In most cases, the client side runs in the renderer process which is the least trusted. Also always assume the client side code may be compromised, e.g. making calls in random order or passing in garbage parameters.

Due to the Flexible Process Model, it's sometimes hard to know in which process the service side runs. As a rule of thumb, assume all service side code may run in a privileged process (e.g. browser process), including the common supporting code like MojoVideoDecoderService, as well as the concrete Media Component, e.g. MediaCodecVideoDecoder on Android. To know exactly which Media Component runs in which process in production, see Adoption below.

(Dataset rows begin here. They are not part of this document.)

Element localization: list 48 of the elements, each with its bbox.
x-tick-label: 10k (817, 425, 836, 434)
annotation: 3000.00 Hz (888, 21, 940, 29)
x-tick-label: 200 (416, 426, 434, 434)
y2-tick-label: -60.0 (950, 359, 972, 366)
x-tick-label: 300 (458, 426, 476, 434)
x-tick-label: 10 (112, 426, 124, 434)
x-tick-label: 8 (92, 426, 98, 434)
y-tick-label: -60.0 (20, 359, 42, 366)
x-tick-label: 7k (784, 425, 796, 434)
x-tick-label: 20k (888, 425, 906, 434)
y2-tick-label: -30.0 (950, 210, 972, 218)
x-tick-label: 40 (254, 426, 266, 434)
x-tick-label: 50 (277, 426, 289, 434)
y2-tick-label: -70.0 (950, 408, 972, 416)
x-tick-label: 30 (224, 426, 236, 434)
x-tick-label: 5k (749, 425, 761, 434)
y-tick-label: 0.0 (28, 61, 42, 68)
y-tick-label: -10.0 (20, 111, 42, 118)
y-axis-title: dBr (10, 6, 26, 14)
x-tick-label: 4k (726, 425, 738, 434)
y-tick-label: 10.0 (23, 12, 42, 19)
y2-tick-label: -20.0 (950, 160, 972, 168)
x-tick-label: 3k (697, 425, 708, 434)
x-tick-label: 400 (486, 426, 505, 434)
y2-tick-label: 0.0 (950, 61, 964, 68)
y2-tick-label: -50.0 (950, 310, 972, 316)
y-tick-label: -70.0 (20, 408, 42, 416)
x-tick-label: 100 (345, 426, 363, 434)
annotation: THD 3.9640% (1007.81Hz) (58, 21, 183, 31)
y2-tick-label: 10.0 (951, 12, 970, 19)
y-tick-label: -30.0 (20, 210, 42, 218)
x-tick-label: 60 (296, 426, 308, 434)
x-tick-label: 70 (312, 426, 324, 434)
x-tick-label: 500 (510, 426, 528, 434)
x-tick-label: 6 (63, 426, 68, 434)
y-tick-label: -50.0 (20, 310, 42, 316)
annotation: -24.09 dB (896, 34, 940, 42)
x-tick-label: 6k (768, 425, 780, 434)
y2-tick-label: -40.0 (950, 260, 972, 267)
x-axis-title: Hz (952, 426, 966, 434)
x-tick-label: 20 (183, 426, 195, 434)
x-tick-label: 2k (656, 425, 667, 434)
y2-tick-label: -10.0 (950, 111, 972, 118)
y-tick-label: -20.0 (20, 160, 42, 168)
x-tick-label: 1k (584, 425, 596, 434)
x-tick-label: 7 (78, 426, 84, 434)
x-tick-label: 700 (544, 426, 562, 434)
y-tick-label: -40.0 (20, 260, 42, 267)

Also note that all the Secure Auxiliary Services are running in a more privileged process than the process where the media components that use them run in. For example, all of the existing services run in the browser process. They must defend against compromised media components.

Adoption

Android

  • MediaService in the GPU process (registered in GpuServiceFactory with GpuMojoMediaClient)
  • MojoCdm + MediaDrmBridge (CDM)
  • MediaDrmBridge uses mojo ProvisionFetcher service for CDM provisioning
  • MojoAudioDecoder + MediaCodecAudioDecoder
  • MojoVideoDecoder + MediaCodecVideoDecoder (in progress)
  • HLS support:
    • MojoRenderer + MediaPlayerRenderer
    • NOT using MediaService. Instead, MojoRendererService is hosted by RenderFrameHostImpl/MediaInterfaceProxy in the browser process directly.
  • Flinging media to cast devices (RemotePlayback API):
    • MojoRenderer + FlingingRenderer
    • NOT using MediaService. Instead, MojoRendererService is hosted by RenderFrameHostImpl/MediaInterfaceProxy in the browser process directly.

ChromeCast

  • MediaService in the Browser process (registered in CastContentBrowserClient with CastMojoMediaClient)
  • MojoRenderer + CastRenderer
  • MojoCdm + CastCdm

Desktop (ChromeOS/Linux/Mac/Windows)

  • CdmService
    • CdmService in the utility process (registered in UtilityServiceFactory with ContentCdmServiceClient)
    • MojoCdm + CdmAdapter + Library CDM implementation
    • CdmAdapter uses various secure auxiliary services
  • MediaService (in progress)
    • MediaService in the GPU process (registered in GpuServiceFactory with GpuMojoMediaClient)
    • MojoVideoDecoder + hardware video decoders such as D3D11VideoDecoder

Other Services

TODO(xhwang): Add documentation on other mojo services, e.g. remoting, etc.